"Pada tahun ini kami targetkan produksi migas Pertamina sebesar 432.000 boepd dan akan naik menjadi 700.000 boepd pada 2014," ujar Dirut Pertamina Karen Agustiawan usai menghadiri acara pameran dan konvensi the Indonesia Petroleum Association (IPA) 2010 di Jakarta Convention Center, Senayan, Jakarta, Rabu (19/5/2010).
Menurut Karen, peningkatan produksi tersebut berasal dari lapangan-lapangan yang saat ini sudah dikelola oleh anak usaha perseroan yaitu Pertamina EP dan Pertamina Hulu Energy. Selain itu, upaya lain yang dapat dilakukan yaitu dengan mengakusisi beberapa lapangan migas baik di dalam maupun di luar negeri.
SCROLL TO CONTINUE WITH CONTENT
Berdasarkan catatan Pertamina, pada tahun 2010, Pertamina menargetkan produksi migas sebesar 432.400 boepd. Produksi ini akan terus meningkat dari tahun ke tahun. Perseroan menargetkan produksi migas 2011 meningkat menjadi 475.300 boepd dan pada 2012 naik jadi 498.200 boepd.

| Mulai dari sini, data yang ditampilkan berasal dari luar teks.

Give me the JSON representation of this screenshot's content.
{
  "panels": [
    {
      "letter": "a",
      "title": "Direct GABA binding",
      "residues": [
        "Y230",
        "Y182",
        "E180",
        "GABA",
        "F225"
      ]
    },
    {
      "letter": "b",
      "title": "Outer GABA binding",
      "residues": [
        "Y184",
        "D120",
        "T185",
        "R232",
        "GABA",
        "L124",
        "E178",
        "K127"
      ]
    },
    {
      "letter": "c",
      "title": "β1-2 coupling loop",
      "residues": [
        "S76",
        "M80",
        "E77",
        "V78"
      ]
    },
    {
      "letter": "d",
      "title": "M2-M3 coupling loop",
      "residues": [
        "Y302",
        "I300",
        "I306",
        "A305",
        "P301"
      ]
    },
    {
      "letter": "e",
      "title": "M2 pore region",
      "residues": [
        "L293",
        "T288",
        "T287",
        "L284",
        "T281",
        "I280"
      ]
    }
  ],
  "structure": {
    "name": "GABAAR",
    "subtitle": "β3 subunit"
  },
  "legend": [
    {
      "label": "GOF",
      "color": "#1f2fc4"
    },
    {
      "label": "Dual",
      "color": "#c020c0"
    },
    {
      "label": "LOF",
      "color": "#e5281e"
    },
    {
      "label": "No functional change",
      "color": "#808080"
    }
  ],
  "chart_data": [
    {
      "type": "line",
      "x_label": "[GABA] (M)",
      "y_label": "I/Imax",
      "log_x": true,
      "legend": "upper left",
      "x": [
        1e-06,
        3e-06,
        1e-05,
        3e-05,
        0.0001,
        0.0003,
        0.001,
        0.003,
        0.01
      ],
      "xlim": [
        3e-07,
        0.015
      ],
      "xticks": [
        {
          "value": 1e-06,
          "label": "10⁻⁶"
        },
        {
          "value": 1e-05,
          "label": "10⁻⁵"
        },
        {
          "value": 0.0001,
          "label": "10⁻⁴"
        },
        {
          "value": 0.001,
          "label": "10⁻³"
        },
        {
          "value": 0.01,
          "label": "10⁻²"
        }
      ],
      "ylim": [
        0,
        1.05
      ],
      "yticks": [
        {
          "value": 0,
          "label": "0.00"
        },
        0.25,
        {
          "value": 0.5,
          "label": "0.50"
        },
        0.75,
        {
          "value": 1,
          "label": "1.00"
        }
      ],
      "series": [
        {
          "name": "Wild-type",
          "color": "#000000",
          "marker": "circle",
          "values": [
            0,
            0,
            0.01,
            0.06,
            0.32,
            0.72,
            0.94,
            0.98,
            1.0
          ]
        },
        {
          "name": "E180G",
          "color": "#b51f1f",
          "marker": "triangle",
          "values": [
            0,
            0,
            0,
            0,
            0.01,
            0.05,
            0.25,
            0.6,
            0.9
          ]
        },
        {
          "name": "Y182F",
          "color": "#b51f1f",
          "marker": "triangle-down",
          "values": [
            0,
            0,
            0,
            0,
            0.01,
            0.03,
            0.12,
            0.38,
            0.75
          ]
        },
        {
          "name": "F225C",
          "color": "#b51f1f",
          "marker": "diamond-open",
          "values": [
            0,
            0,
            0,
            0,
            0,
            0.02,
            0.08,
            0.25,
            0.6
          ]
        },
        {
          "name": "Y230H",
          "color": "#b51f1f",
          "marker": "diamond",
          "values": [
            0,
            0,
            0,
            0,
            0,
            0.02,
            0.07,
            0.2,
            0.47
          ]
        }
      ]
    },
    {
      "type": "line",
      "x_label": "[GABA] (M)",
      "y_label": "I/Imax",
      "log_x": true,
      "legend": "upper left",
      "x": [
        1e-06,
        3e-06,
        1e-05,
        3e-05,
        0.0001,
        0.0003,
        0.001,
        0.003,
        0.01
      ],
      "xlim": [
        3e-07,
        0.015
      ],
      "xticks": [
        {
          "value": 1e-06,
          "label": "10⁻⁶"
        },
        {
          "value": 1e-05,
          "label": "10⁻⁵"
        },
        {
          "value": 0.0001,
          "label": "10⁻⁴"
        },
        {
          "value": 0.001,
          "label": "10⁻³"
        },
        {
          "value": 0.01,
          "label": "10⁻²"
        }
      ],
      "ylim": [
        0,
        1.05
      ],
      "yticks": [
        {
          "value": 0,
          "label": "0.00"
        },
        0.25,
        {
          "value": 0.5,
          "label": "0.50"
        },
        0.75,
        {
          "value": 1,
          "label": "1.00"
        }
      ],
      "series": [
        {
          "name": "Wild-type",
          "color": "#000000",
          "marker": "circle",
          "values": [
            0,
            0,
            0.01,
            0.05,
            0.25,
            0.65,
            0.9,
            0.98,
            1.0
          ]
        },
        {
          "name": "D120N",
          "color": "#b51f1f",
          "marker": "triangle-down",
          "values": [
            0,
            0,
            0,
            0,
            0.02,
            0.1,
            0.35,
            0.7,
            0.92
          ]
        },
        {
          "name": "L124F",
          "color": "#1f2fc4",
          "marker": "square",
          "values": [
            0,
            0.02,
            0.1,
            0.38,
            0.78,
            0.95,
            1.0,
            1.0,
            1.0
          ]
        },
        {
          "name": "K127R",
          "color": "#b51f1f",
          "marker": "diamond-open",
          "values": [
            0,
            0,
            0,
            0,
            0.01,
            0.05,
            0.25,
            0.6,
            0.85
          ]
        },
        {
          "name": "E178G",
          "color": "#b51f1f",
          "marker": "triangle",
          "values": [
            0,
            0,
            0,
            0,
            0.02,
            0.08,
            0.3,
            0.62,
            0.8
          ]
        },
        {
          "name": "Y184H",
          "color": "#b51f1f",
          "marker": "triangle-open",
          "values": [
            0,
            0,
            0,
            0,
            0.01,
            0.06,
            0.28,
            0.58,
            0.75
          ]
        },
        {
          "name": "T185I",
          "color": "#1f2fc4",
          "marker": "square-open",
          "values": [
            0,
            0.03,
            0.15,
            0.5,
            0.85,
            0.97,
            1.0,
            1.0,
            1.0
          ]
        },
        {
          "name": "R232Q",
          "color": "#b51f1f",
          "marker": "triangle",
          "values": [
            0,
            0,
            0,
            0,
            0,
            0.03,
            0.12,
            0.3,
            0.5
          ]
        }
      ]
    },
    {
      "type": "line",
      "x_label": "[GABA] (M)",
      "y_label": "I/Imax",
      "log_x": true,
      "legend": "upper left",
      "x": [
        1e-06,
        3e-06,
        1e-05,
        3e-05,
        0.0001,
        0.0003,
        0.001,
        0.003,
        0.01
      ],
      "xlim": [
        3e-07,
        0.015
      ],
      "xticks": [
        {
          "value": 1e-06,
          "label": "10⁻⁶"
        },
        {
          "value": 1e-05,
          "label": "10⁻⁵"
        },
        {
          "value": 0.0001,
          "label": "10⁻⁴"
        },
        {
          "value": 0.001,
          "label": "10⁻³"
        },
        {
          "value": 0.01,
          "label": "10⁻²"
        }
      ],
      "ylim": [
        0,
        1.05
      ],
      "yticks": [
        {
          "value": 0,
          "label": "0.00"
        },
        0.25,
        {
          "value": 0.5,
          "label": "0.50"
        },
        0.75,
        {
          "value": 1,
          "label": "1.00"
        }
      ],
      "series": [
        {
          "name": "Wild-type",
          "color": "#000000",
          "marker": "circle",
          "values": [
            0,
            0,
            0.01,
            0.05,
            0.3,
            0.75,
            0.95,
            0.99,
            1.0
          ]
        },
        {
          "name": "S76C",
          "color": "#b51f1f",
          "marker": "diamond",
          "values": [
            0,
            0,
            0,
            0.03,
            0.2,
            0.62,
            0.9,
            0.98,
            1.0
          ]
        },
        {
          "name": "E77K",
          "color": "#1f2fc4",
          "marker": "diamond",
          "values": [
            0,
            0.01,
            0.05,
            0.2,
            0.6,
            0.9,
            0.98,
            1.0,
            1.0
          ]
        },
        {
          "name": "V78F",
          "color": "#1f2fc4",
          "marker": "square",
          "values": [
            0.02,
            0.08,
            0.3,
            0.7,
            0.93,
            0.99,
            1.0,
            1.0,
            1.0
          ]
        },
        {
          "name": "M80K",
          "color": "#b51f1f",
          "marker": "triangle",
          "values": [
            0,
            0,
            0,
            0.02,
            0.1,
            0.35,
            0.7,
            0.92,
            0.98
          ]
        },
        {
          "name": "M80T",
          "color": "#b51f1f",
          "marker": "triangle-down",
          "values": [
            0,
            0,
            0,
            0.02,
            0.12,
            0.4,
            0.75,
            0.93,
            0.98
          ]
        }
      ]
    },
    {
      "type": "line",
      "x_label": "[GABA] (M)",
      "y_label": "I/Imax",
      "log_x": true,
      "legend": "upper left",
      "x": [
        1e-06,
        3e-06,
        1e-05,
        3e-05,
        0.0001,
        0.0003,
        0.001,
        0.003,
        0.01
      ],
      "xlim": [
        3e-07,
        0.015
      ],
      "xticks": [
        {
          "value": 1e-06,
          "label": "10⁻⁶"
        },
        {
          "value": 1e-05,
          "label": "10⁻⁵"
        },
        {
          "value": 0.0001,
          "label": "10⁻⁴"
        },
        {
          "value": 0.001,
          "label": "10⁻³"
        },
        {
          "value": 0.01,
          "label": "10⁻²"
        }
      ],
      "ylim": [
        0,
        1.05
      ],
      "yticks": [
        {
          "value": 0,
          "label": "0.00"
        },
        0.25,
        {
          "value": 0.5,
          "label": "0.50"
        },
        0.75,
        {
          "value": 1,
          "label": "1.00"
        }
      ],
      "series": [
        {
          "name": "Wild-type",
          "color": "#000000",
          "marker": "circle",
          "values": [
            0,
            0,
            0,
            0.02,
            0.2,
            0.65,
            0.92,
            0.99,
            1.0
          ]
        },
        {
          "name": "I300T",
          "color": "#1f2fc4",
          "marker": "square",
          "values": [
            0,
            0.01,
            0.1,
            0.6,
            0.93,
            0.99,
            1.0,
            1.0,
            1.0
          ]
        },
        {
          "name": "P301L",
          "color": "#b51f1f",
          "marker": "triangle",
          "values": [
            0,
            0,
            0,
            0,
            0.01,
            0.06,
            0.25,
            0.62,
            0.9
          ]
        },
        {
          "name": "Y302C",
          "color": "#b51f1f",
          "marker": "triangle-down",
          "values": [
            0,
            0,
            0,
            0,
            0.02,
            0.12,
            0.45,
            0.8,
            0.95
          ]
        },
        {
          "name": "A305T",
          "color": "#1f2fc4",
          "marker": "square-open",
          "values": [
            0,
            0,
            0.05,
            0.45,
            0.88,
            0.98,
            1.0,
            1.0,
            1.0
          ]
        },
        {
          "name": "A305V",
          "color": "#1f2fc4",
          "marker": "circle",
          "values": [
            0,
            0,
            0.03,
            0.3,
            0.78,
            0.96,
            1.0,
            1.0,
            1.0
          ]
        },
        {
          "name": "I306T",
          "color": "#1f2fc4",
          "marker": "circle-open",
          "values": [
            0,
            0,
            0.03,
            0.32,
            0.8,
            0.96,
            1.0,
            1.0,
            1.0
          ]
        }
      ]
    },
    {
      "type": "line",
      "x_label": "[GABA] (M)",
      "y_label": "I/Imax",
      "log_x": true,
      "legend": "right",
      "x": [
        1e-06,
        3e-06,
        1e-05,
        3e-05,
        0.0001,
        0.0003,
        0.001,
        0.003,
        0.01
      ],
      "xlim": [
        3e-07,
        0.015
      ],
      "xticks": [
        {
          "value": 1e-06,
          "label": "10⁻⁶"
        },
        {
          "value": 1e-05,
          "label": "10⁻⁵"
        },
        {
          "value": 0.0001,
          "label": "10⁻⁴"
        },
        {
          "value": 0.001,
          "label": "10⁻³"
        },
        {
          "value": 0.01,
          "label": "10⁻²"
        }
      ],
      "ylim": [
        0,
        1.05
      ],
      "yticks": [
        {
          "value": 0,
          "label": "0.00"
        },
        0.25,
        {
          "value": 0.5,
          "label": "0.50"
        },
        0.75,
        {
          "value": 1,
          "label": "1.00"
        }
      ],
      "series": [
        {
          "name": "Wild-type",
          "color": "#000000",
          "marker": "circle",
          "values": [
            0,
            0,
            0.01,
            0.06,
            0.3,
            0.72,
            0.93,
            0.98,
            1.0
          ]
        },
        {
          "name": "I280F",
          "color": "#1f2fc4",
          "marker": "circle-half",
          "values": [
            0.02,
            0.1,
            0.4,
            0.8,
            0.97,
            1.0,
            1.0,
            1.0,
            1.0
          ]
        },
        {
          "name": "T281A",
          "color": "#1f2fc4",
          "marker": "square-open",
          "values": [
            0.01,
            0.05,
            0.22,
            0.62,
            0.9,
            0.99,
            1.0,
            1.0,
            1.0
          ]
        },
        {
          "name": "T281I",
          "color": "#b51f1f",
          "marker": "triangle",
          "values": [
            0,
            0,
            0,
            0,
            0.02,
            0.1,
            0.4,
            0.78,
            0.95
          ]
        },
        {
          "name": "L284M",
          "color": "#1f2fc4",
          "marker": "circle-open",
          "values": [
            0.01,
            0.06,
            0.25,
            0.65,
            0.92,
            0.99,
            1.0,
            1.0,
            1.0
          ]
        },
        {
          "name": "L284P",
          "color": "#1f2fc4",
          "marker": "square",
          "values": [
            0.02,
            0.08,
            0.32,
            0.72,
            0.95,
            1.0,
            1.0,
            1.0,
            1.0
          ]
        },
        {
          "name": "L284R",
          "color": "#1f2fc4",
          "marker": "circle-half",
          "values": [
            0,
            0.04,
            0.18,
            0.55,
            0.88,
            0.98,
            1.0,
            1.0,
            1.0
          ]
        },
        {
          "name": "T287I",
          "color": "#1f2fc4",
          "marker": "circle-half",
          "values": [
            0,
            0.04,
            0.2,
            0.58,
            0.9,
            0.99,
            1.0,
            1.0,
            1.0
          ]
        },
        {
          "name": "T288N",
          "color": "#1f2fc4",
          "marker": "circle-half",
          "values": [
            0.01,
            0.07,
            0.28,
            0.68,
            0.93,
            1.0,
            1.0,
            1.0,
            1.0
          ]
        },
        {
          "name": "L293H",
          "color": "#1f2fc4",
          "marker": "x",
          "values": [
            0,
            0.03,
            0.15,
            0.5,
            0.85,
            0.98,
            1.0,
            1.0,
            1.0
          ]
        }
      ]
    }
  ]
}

Pada tahun 2013, produksi migas perseroan akan naik lagi ke level 595.400 boepd dan pada tahun 2014 melonjak menjadi 702.900 boepd. Produksi tersebut berasal dari PT Pertamina EP 353.400 boepd, PT Pertamina Hulu Energy sebanyak 175.200 boepd, PT Pertamina EP Cepu 74.300 boepd, serta merger dan akuisisi 100.000 boepd.